The first one, and probably the more obvious one, an intuitive one, is we can use it to improve how management works. If you think about it, we know that there are scenarios where we need to secure confidential information.
We know that there are some institutions and users that we actually just want to kind of secure around them because they have access to confidential information. Or maybe they recently left the organization, and we want to protect their content in a transitional state. Or there's a variety of other circumstances where being able to protect a specific OneDrive, as an example, can be really powerful.
The improvements on the Microsoft stack on compliance and the journey experiences around security directly help us use Collaboration Insights as one more layer to improve security performance and what we want to do adaptively as an organization.
But I want to focus on the other side of this, the more exciting part, in my opinion, which is how it can be used to improve the employee experience and how we target new technologies.
One of the big challenges that we have as IT leaders and organizational leaders in general, is how do we ensure that the right tools are being applied to the right people. If we only have so much time and money, which people get Microsoft Teams premium and its wonderful capabilities to enrich the pre-meeting experience, the active meeting experience, and the post-meeting experience with AI-suggested action items and more.
Who are the right people to deploy something like Microsoft 365 Copilot to where it can improve again? How people collaborate and work on digital content, how it can improve and reduce digital debt.
We can improve the ways in which people can reach out and support others. When we think of digital fitness, we know that there are some people who have a greater need for being digitally fit and who would get a much greater return on investment if we made them more digitally excellent versus other individuals.
And it's because of the reach and the amount of influence that they have. In a number of different studies, you'll see this consistently, where there's a percentage of people in the organization, 3% to 5%, or perhaps a little bit larger number that actually generates 20% to 35% of the collaboration value in the organization, and that's not uncommon.
It's really common that there's a group of people in the organization that drive the most impact when it comes to digital outcomes. Yet those people are often not the ones we target first.
When it comes to deploying, say, Microsoft Copilot or capabilities and other things like that, what we should be doing is targeting them first because they're the ones that are going to benefit the most from it, and they're also the ones we want to target first because if we can get them to use these technologies, they're often distributed and already kind of linchpins.
Everyone kind of goes to them to help them with different things or to connect them. Again, these are super collaborators, right? So they're a really good audience to target. So the problem is most organizations don't have the insight to figure out who are these people and how can we target them effectively.
But now, with Collaboration Insights and intelligence, we have that capability. That's really what I'm excited about for Collaboration Insights.
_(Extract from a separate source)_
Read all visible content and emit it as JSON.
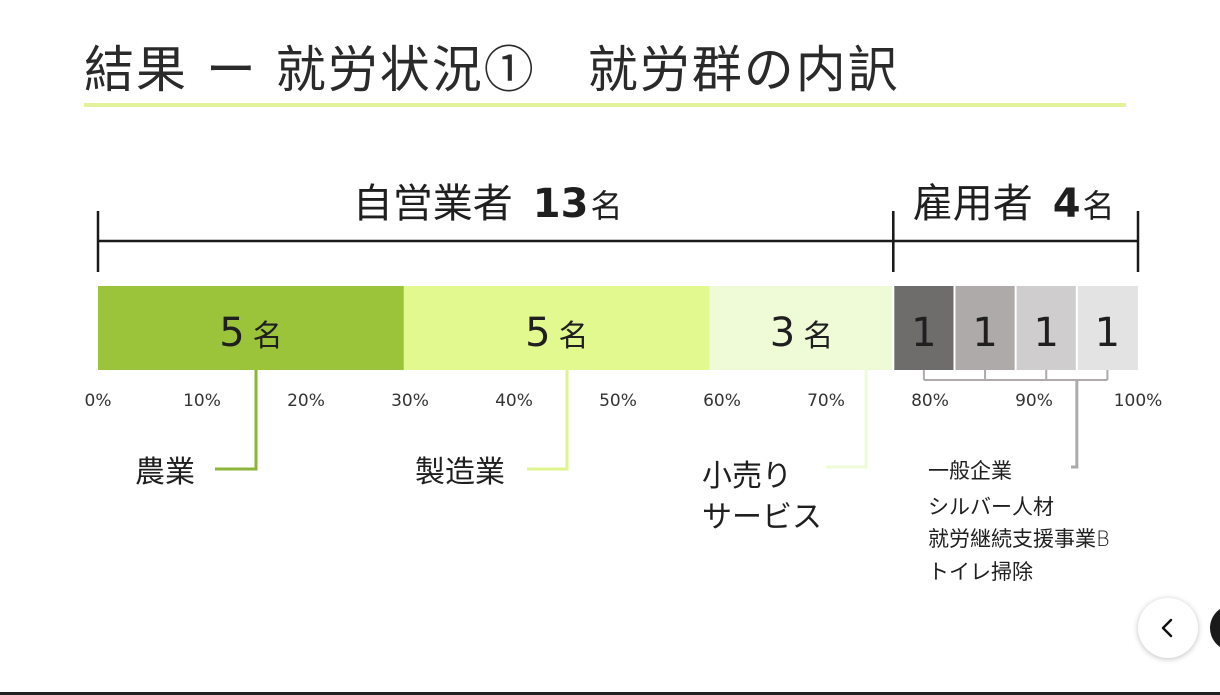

It's great for security scenarios and maybe looking at who's really popular or more active within these tools.
But I really love how we can use that same information and insight to potentially determine new pilot users for a Microsoft Viva deployment of Viva learning or new pilot users that really should be a part of a Microsoft 365 Copilot experience and rollout that we're doing.
These are the types of users that are going to benefit from those rich premium tools, and they're the ones that we should be landing these technologies with first so that we can encapsulate the broader success of the organization.
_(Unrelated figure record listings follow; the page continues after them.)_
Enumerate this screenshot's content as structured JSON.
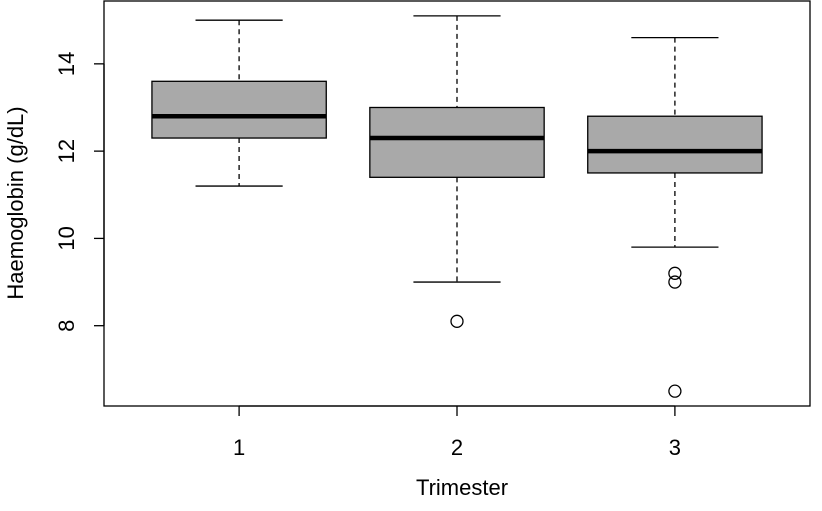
{
  "chart_data": {
    "type": "box",
    "x_label": "Trimester",
    "y_label": "Haemoglobin (g/dL)",
    "categories": [
      "1",
      "2",
      "3"
    ],
    "color": "#a9a9a9",
    "boxes": [
      {
        "whislo": 11.2,
        "q1": 12.3,
        "med": 12.8,
        "q3": 13.6,
        "whishi": 15.0,
        "outliers": []
      },
      {
        "whislo": 9.0,
        "q1": 11.4,
        "med": 12.3,
        "q3": 13.0,
        "whishi": 15.1,
        "outliers": [
          8.1
        ]
      },
      {
        "whislo": 9.8,
        "q1": 11.5,
        "med": 12.0,
        "q3": 12.8,
        "whishi": 14.6,
        "outliers": [
          9.2,
          9.0,
          6.5
        ]
      }
    ],
    "xlim": [
      0.38,
      3.62
    ],
    "ylim": [
      6.16,
      15.44
    ],
    "yticks": [
      8,
      10,
      12,
      14
    ]
  }
}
I'm not saying don't do, by the way, departmental pilot. There are reasons that shared focus and shared needs and things like that are really great about these pilots. It's just that we should at least use this to infer who else we might put in those outer rings of that pilot to incorporate.
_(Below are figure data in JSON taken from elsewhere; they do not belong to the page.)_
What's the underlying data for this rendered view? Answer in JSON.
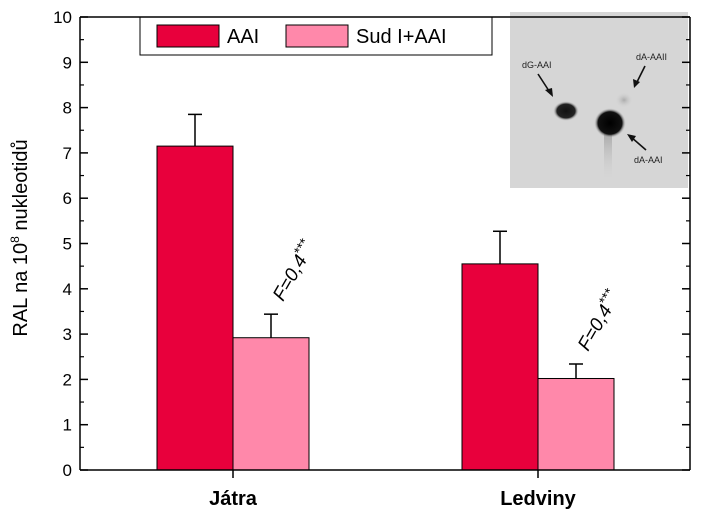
{
  "colors": {
    "series_aai": "#e8003c",
    "series_sud": "#ff88aa",
    "axis": "#000000",
    "inset_bg": "#d6d6d6"
  },
  "chart_data": {
    "type": "bar",
    "categories": [
      "Játra",
      "Ledviny"
    ],
    "series": [
      {
        "name": "AAI",
        "values": [
          7.15,
          4.55
        ],
        "errors": [
          0.7,
          0.72
        ]
      },
      {
        "name": "Sud I+AAI",
        "values": [
          2.92,
          2.02
        ],
        "errors": [
          0.52,
          0.32
        ]
      }
    ],
    "yticks": [
      "0",
      "1",
      "2",
      "3",
      "4",
      "5",
      "6",
      "7",
      "8",
      "9",
      "10"
    ],
    "ylim": [
      0,
      10
    ],
    "ylabel_parts": {
      "pre": "RAL na 10",
      "sup": "8",
      "post": " nukleotidů"
    },
    "annotations": [
      {
        "category": 0,
        "text_main": "F=0,4",
        "text_stars": "***"
      },
      {
        "category": 1,
        "text_main": "F=0,4",
        "text_stars": "***"
      }
    ],
    "legend": {
      "placement": "top-left"
    }
  },
  "inset": {
    "labels": [
      "dG-AAI",
      "dA-AAII",
      "dA-AAI"
    ]
  }
}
Again, these super collaborators and linchpins and highly influential individuals are the ones that we want to probably include in that.
Anyway, I hope you're as excited as I am about Microsoft Collaboration Insights. It's an exciting time with new data, new opportunities for us, and new technologies. And now we have one more tool in preview that you can go and register for.
If you can't wait for it, you can get all the same things that provide with the management API or third-party products today.
So, definitely don't feel like you have to wait for Collaboration Insights to generally be available before you can start to use Collaboration Insights to improve how you roll out your employee experience, plans and pilots.